下一秒,她匪夷所思道:“你怎麽知道的?”

原來是真的。

“你真的欠了高利貸嗎?”

“這是真的,陳樹凈!!”葉佟意識到她這樣問是什麽意思,突然發瘋一般,“你一定得管我!”

“我真的在被追債,我也是沒辦法了,才想到來找你,你是我女兒,不能不管我啊!”

“……媽,”陳樹凈靜了靜,忽然有些悲哀,“為什麽要裝作被綁架的語氣來騙我?”

“……你在怪我是嗎?我有什麽辦法!”

葉佟心虛而易怒,只聽出了她的拒絕,她神經質一般喃喃道:“我缺錢啊,我去賭就是為了把本錢贏回來,你以為我想?!你懷疑這懷疑那的,是想讓我死嗎?!”

“……”

“你和你爸一樣,打算不管我了是嗎!”葉佟歇斯底裏地咆哮。

她能怎麽管她?陳樹凈忽然覺得很荒唐。

二十萬,這對她來說就是天文數字。

“……是。”陳樹凈低聲道,“我不會再管你了。”

“……凈凈?”葉佟心中咯噔一下,有種不祥的預感。

“沒有二十萬。”

陳樹凈嗓音有些悶,沒有誰比她更清楚家裏的情況,能拿的都被葉佟拿走了。

“媽,你知道家裏的情況,我不可能拿得出二十萬。”

葉佟急了,“你就不能幫我求……!”

“不能。”陳樹凈打斷她,心裏難受,但還是一字一句說,“媽,裴念已經幫你還過一次債了。”

“你不該去賭的。”

葉佟一下子不說話了。

過了很久。

“……好,好,好!”

葉佟連說三個“好”,嘴唇都氣得泛白了。

她還是從前那樣,氣性極大,生氣的時候喜歡摔東西發洩,電話那頭不斷傳來東西被摔碎的聲音,陳樹凈閉了閉眼,耳邊叮呤咣啷的動靜很刺耳。

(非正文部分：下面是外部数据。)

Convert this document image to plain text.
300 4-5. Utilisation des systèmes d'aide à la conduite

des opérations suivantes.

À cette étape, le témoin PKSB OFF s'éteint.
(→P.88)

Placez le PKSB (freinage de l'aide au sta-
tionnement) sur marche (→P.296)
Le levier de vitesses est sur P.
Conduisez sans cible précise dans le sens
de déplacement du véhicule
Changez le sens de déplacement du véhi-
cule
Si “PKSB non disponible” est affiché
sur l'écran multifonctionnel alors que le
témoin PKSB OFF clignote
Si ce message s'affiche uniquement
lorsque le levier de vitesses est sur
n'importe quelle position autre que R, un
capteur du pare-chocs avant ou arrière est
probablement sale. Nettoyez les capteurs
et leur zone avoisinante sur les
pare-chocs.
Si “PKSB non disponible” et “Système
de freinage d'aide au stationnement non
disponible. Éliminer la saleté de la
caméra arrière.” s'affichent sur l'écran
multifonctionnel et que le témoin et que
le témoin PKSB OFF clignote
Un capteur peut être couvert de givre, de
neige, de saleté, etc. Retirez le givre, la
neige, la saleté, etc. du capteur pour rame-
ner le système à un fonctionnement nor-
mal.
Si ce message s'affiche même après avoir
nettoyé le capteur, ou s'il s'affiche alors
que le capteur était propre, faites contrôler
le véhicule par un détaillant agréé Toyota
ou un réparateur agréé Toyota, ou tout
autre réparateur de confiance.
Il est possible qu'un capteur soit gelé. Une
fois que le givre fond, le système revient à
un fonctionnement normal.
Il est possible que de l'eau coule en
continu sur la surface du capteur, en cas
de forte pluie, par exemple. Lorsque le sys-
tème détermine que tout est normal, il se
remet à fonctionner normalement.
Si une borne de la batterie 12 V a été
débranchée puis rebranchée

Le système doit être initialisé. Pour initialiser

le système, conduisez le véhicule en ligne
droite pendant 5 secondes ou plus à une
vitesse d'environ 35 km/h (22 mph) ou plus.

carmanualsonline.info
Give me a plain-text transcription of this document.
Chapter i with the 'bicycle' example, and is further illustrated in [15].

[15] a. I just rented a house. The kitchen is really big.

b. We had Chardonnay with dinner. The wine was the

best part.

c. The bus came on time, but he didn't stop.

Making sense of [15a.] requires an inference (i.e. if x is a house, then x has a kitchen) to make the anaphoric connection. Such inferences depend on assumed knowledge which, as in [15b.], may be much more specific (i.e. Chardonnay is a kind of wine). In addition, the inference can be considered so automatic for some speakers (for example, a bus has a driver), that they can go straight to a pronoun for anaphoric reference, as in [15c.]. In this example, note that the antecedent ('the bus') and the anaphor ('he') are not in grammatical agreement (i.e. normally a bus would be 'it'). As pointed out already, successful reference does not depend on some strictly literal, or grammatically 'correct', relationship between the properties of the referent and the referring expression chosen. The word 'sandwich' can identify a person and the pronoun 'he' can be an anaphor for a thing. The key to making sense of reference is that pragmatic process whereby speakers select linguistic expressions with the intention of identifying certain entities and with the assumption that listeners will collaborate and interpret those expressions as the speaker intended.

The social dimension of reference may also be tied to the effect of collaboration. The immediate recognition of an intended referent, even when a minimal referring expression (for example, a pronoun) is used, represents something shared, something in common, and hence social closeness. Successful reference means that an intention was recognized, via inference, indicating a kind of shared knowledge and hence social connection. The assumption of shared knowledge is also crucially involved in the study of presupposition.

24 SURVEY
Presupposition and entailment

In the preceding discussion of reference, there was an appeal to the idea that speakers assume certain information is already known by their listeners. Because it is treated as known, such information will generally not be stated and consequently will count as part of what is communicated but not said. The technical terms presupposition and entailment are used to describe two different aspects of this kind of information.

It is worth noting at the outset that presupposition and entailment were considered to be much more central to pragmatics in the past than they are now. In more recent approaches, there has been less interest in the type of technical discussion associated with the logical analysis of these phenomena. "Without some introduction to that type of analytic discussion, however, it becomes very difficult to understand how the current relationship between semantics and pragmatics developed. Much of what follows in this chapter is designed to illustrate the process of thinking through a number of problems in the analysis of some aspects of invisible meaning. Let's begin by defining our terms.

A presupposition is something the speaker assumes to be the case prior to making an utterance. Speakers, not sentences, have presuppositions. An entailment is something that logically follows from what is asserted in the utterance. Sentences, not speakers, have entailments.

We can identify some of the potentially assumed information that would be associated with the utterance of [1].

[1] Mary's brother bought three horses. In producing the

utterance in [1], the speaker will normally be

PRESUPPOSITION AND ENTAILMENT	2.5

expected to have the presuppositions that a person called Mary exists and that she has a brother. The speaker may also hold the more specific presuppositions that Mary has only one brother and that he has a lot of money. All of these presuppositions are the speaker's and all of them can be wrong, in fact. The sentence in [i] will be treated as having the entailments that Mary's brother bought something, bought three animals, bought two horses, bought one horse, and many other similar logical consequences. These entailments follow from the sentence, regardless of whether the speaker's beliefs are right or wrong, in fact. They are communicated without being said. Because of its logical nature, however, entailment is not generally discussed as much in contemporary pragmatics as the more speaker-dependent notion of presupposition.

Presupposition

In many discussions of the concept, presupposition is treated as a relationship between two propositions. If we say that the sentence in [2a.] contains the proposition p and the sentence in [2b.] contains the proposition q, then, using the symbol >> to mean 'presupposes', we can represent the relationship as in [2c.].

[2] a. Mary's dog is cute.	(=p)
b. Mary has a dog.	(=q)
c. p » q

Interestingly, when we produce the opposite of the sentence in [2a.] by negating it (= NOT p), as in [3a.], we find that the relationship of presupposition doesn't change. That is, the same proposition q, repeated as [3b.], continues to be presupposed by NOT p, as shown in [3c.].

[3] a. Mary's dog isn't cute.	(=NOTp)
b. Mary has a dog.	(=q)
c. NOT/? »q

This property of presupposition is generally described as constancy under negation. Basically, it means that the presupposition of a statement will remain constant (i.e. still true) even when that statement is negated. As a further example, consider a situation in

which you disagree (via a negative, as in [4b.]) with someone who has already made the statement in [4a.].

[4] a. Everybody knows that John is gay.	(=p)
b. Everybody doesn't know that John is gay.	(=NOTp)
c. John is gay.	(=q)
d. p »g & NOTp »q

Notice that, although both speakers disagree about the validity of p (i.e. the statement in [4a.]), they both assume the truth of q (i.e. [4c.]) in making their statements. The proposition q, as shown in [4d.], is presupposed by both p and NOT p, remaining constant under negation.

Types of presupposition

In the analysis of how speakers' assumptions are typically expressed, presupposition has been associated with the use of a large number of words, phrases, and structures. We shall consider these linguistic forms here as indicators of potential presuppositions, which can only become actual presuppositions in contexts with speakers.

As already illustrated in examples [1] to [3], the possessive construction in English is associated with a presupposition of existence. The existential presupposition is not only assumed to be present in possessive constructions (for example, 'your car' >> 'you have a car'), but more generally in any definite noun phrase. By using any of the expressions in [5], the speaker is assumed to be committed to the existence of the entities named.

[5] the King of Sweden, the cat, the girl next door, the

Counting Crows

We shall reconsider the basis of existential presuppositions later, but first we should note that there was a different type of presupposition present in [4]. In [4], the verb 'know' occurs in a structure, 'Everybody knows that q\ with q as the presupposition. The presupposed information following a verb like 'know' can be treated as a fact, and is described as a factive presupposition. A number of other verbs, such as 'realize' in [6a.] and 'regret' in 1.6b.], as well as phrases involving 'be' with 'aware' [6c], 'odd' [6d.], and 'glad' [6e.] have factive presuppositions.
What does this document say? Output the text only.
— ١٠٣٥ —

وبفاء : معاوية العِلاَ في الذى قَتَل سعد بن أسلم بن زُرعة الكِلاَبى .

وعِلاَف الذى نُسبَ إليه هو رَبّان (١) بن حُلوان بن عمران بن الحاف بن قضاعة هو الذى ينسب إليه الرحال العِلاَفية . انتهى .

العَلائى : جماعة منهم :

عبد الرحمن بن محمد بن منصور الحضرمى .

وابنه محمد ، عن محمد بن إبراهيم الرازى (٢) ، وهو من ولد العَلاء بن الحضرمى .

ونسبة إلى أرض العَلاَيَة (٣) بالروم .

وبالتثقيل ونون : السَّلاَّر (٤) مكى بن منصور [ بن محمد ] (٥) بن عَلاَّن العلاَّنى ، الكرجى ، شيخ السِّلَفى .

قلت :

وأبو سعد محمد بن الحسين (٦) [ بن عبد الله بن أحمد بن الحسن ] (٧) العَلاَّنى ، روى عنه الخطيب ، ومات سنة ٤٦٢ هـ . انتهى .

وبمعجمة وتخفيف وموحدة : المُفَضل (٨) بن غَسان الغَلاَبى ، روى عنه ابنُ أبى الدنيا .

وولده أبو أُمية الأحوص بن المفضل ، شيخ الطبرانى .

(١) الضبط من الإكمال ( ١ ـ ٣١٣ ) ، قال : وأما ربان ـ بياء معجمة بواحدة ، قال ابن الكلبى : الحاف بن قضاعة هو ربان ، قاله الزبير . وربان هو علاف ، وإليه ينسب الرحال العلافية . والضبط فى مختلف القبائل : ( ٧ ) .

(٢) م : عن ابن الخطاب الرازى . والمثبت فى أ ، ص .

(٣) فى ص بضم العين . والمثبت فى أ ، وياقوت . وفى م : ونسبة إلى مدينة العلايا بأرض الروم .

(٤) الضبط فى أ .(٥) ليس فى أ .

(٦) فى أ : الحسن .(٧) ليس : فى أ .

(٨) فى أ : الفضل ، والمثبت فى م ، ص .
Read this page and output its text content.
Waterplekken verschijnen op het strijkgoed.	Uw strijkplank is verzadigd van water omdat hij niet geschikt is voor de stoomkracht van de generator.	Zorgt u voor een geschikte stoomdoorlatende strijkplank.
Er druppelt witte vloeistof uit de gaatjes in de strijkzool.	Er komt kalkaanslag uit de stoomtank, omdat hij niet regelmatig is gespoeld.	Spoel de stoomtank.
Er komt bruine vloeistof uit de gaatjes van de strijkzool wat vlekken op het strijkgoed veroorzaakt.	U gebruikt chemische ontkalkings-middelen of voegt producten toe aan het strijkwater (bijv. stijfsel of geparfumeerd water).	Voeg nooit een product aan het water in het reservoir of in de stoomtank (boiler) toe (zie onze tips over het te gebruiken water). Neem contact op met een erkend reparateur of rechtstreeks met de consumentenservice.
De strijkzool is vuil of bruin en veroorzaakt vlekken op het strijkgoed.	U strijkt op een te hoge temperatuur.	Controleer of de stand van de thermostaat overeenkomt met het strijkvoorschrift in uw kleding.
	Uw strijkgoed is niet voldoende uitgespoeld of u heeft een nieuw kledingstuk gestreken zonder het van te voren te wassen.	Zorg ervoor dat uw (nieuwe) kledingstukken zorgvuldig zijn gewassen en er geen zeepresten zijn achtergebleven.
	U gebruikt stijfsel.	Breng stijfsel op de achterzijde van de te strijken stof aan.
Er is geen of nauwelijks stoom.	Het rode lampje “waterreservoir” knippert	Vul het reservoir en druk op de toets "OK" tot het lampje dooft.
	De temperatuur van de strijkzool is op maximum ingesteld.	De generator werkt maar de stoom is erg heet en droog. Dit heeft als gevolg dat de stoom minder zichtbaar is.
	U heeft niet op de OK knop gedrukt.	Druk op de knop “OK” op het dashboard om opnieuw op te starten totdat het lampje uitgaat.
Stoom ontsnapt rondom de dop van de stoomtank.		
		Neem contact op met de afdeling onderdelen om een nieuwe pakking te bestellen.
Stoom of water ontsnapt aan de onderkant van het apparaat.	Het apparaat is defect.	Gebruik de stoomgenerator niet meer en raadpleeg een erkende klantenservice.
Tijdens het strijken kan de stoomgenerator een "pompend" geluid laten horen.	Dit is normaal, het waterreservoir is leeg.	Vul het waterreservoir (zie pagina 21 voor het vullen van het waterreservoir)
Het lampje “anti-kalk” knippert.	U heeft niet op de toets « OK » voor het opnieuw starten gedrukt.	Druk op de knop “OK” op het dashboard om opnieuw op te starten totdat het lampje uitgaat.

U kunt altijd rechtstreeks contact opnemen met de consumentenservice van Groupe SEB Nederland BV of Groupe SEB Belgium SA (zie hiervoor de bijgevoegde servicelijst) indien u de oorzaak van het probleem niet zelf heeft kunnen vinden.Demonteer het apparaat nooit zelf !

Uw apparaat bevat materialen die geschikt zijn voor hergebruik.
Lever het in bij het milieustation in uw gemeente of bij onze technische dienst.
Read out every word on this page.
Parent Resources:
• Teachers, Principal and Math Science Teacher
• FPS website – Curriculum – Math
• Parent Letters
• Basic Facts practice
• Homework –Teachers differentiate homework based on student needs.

“我真是白養你這個好女兒,和你爸一樣,就是個沒良心的白眼狼!”

女人怒火攻心,一下子氣到了極點,聲音尖銳地說著刻薄的話。

陳樹凈有些難受,呼吸感到困難,臉色白到不大正常,一句話也沒說。

少年在旁邊忍不住皺眉,用嘴型問她還好嗎。

女孩沒有回答,也沒有掛電話。

直到葉佟罵累了,安靜下來,才發現那頭已經沈默了很久,空氣變得很寂靜。

她也隨之安靜下來,沒再出聲。

一直到陳樹凈以為對面已經掛斷了時,她忽然聽到電話那頭,葉佟用從未有過的陰森冰冷語氣道——

“陳樹凈,你給我等著。”

女孩眼皮顫了顫,手猛地攥緊成拳。

她張了張口,卻說不出話,像是被剝奪了聲帶,難受到情緒有些不受控制。